He cumplido ya dos meses en mi nuevo hogar, he aprendido otras lecciones súper, la euforia efusiva , ha disminuido, ya no camino por las  calles hacia casa, diciéndome a mì misma ¿es real? ¿ya vivo aquí?, ¿ en serio me mudé?, pero estoy feliz, cosas tan mundanas como hacer el súper, ir a caminar al parque. Me ponen muy feliz.

Siento que estoy viviendo  la vida que siempre quise vivir, incluso antes de saber que la quería, es bonito sentir esto.

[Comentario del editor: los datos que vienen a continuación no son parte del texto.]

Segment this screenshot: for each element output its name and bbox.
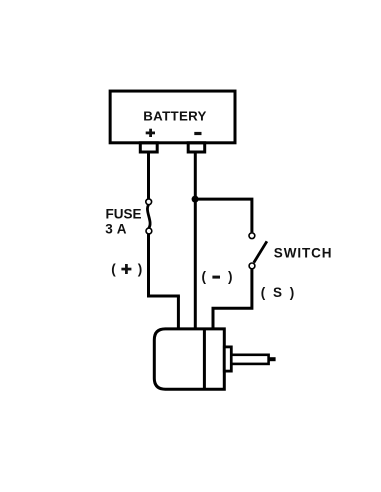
- svg-text:3 A: 3 A: [105, 221, 127, 236]
- terminal post -: [188, 143, 205, 152]
- fuse F1: [146, 199, 152, 234]
- motor M1 body: [154, 329, 224, 389]
- terminal post +: [140, 143, 157, 152]
- wire switch to motor (S): [213, 269, 252, 331]
- wire down to motor (+): [177, 296, 180, 330]
- svg-text:( S ): ( S ): [261, 285, 297, 300]
- svg-text:BATTERY: BATTERY: [143, 109, 206, 124]
- switch S1 top contact: [249, 233, 255, 239]
- wire corner horizontal: [147, 295, 180, 298]
- motor divider: [203, 329, 206, 389]
- switch S1 bottom contact: [249, 263, 255, 269]
- wire junction to switch: [195, 199, 252, 232]
- svg-text:FUSE: FUSE: [106, 206, 142, 221]
- wire - terminal to motor: [194, 153, 197, 330]
- label - terminal: [194, 132, 201, 135]
- svg-text:SWITCH: SWITCH: [274, 245, 333, 260]
- wire fuse to corner: [147, 234, 150, 298]
- label + terminal: [146, 129, 155, 137]
- battery B1: [110, 91, 235, 143]
- junction node: [192, 196, 199, 203]
- motor shaft tip: [269, 357, 275, 361]
- wire + terminal to fuse: [147, 153, 150, 198]
- motor shaft: [231, 355, 268, 364]
- motor shaft flange: [224, 347, 231, 371]
- switch S1 lever: [254, 241, 267, 262]
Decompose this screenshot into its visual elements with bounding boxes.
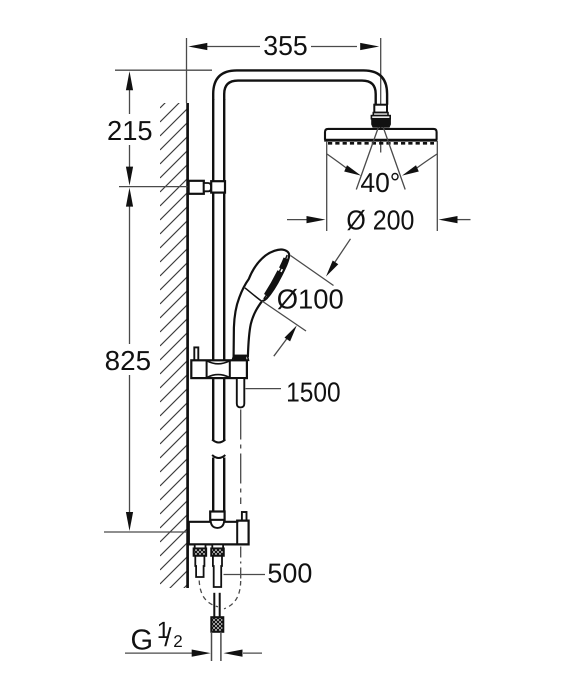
hose connector below holder [237,378,245,407]
hose loop right dash-dot line [240,547,242,581]
hose loop left dashed arc [199,581,218,607]
O100 extension line lower [262,301,306,331]
right outlet shaft [213,556,222,587]
svg-text:G: G [131,624,154,656]
connector flange [371,116,390,119]
hand shower head outline [234,250,290,356]
riser pipe upper segment [212,99,214,182]
hand shower handle bottom band [234,355,247,360]
spray line right [383,128,405,190]
extension line wall top (355 left) [186,38,188,103]
dimension 355 arrows [188,43,207,50]
dimension 215 line [129,89,131,114]
diverter knob [242,512,247,521]
G 1/2 dimension line right [243,652,262,654]
extension line 215 top (pipe top level) [115,69,212,71]
spray line left [356,128,378,190]
O100 leader upper with arrow [333,239,351,265]
extension line 215/825 (wall bracket level) [119,186,188,188]
dimension 825 line [129,206,131,344]
left outlet shaft [195,556,204,577]
O100 leader lower with arrow [274,339,287,357]
hand shower face dark crescent lower [266,271,280,295]
svg-text:2: 2 [173,632,182,651]
right outlet nut [212,544,223,548]
connector black band [371,119,391,128]
supply hose upper tube [213,593,215,617]
supply hose nut (knurled) [211,617,223,632]
pipe break symbol [212,440,225,443]
svg-text:500: 500 [267,557,312,588]
dimension 215 arrows [126,71,133,90]
riser pipe below holder [212,378,214,440]
hand shower handle cone into holder [232,356,248,360]
svg-text:/: / [164,622,172,652]
top pipe run and elbows [213,70,387,104]
riser pipe lowest segment [212,458,214,512]
hand shower face inner line [264,255,287,299]
svg-text:1500: 1500 [286,377,341,408]
holder waist curves [208,361,230,377]
40-degree leader left [327,154,352,173]
supply hose lower tube [211,632,213,661]
dimension O200 line right [455,219,471,221]
extension line 825 bottom (block level) [104,531,187,533]
svg-text:355: 355 [263,30,308,61]
wall line [186,103,189,588]
shower head rim (thick bottom line) [324,139,437,142]
shower head (rain) body [325,129,437,140]
holder body [191,360,247,378]
40-degree leader right [411,154,437,173]
O100 extension line upper [291,256,334,286]
extension line O200 right [436,141,438,231]
hose loop right dashed arc [224,581,241,609]
1500 leader line [246,388,282,390]
dimension O200 line left [287,219,309,221]
extension line 355 right / head centerline [380,38,382,153]
svg-text:215: 215 [107,115,153,146]
svg-text:Ø 200: Ø 200 [346,204,414,235]
svg-text:Ø100: Ø100 [277,284,344,315]
hose centerline from hand shower to diverter [240,410,242,505]
riser end cap [210,512,224,520]
G 1/2 dimension line left [125,652,193,654]
svg-text:40°: 40° [360,167,400,198]
left outlet nut [195,544,206,548]
diverter block [189,521,249,545]
dimension 355 line [207,46,260,48]
wall bracket upper [189,181,204,194]
holder lock lever [194,347,198,360]
riser collar at bracket [211,181,225,192]
500 leader line [224,574,266,576]
extension line O200 left [326,141,328,231]
hand shower handle dark band in holder [233,355,246,360]
shower head nozzle dashes [328,142,434,145]
riser end dome inside block [211,520,225,528]
dimension 825 arrows [126,188,133,207]
hand shower neck line [245,288,261,301]
shower arm connector nut [374,105,387,113]
svg-text:825: 825 [105,345,151,376]
hand shower face dark crescent upper [281,258,286,268]
riser pipe mid segment [212,193,214,361]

Este mes pasaron cosas como que me quitaran la muela del juicio en una cirugía ultra complicada, o el reciente robo de mi celular, imprevistos no bienvenidos, que tuve que aceptar.

 

  • He aprendido que a veces no hay nada que hacer,  más que relajarse, descansar y dejar que pase los sentimientos de desesperación, enojo, ira, frustración etc.
  • En momentos de crisis, nada como dejar pasar el momento, anticipar escenarios fatalistas no tiene sentido, pero admito a veces lo sigo haciendo.
  • Que en verdad mis roomies son un regalo, para vivir por primera vez con alguien, me siento afortunada; no me dan ni un conflicto, quejas, nada, armonía, solidaridad, empatía, siento que los quiero desde que los conocí (es raro, pero así lo siento).
  • También que la paciencia es tan sabia como la confianza en que incluso en los momentos más oscuros, la ayuda vendrá a ti, de una forma misteriosa, extraña y desconocida , pero hay que confiar.
  • Basta de clavarse con el autosabotaje; ok ya pasó, mañana lo harás mejor, me digo eso casi cada semana, hay hábitos que se vuelven adictivos, sabes que no te hacen bien, pero cuesta no volver a repetir.
  • Realmente nunca estamos solos, incluso en el camino de los sueños individuales, hay muchas personas dispuestas a hacerte el camino más fácil, a quitarte las piedritas, a mostrarte otras rutas, o solo a hacerte una agradable compañía, en lo que llegas.